In a prior post you state that you have no actual experience working with the new Kawai composite actions.
I do not have experience with the newest
version of the Kawai actions. This does not mean that I don't have experience working on older Kawai composite actions, and it also doesn't mean that I don't have experience playing Kawais with the newest version.
and your signature says that you are a "piano technician in training" - yet you are denigrating an excellent design of a company that has achieved incredible results through their dedication to non-traditional parts and technology.
"Denigrating" is an outrageous exaggeration, and I have no idea how you inferred that from my post. Kawai should be lauded for its pioneering efforts in materials science, especially when everyone else was laughing at them.
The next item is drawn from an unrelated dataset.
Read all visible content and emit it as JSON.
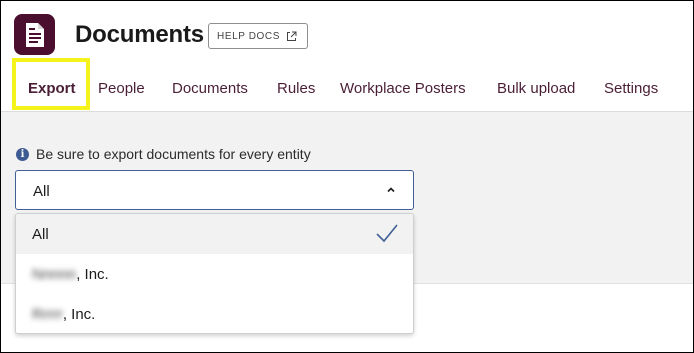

I don't think the Kawai parts are bad; it's just my impression is that WNG is far superior.
And since you're inferring that, as a "technician in training", I'm not really qualified to have that impression....
For the past two years, I've worked in a university shop, which was a valuable experience. During that time, I've made lots of connections, toured three factories, and done more hammer filing, action regulation, key rebushing, string replacement, center repinning, hammer hanging, and touchweight correction work than a lot of professional technicians, all while studying piano at the graduate level.
You are also implying, perhaps unwittingly, that the M-III action suffers from "high inertia/friction".
I'm saying that most of the non-Shigeru Kawais I've come across (either working on them as a tech or playing them as a pianist) have a heavier touch. Inertia and friction tend to be causes of that, so, yes. In my experience, Shigeru Kawais, which I believe use the same parts, do not have this characteristic.
I have tuned and tweaked many dozens of brand new Kawai instruments, including a fair number of new Shigeru pianos, and I find your statements to be completely inaccurate and somewhat outrageous.
I have stated numerous times, including this thread, that I personally have a preference for light actions. In fact, it's probably safe to say that most pianos are heavier than I prefer.
The action feel on the RX series grands is superb, and in no way does it feel heavy at all. Not once have I found any reason to consider doing any type of touchweight correction on any new Kawai. Every client I have worked with on their Kawai (including some seriously gifted pro players) has been thrilled with the feel of the M-III action.
Touchweight correction is more or less a standard procedure where I was working, time and money permitting, whether it's a 30 year old practice room grand or the concert grands in the hall.
One of the great joys of working as a pro player and pro technician is the chance to experience different instruments day in/day out. This is a gift! If you are more open to celebrating the differences in personality between pianos - and can learn to appreciate the value and distinguishing features of instruments manufactured at different price points - you will be a much more effective technician. And you will also be more likely to provide better service to your future clients.
I agree with you only to a point. If I don't like a piano, I can live without playing it, or working on it (at least for now).
I also feel that if you weren't posting anonymously you probably would not have made these statements. After all, this is a very small industry, and people will remember what you say and do, especially if it involves unfounded negativity.
While this is probably true for other comments I've made around here, particularly about Steinway, I don't think it's true in this instance. Regardless, I am well within my rights to be anonymous, especially since I have no affiliation with any companies and have not yet made a living in the industry. If you have a problem with the forum policy, you can appeal to the moderators. Technicians who have read enough of my posts will probably make the connection if I ever meet them in person, anyway.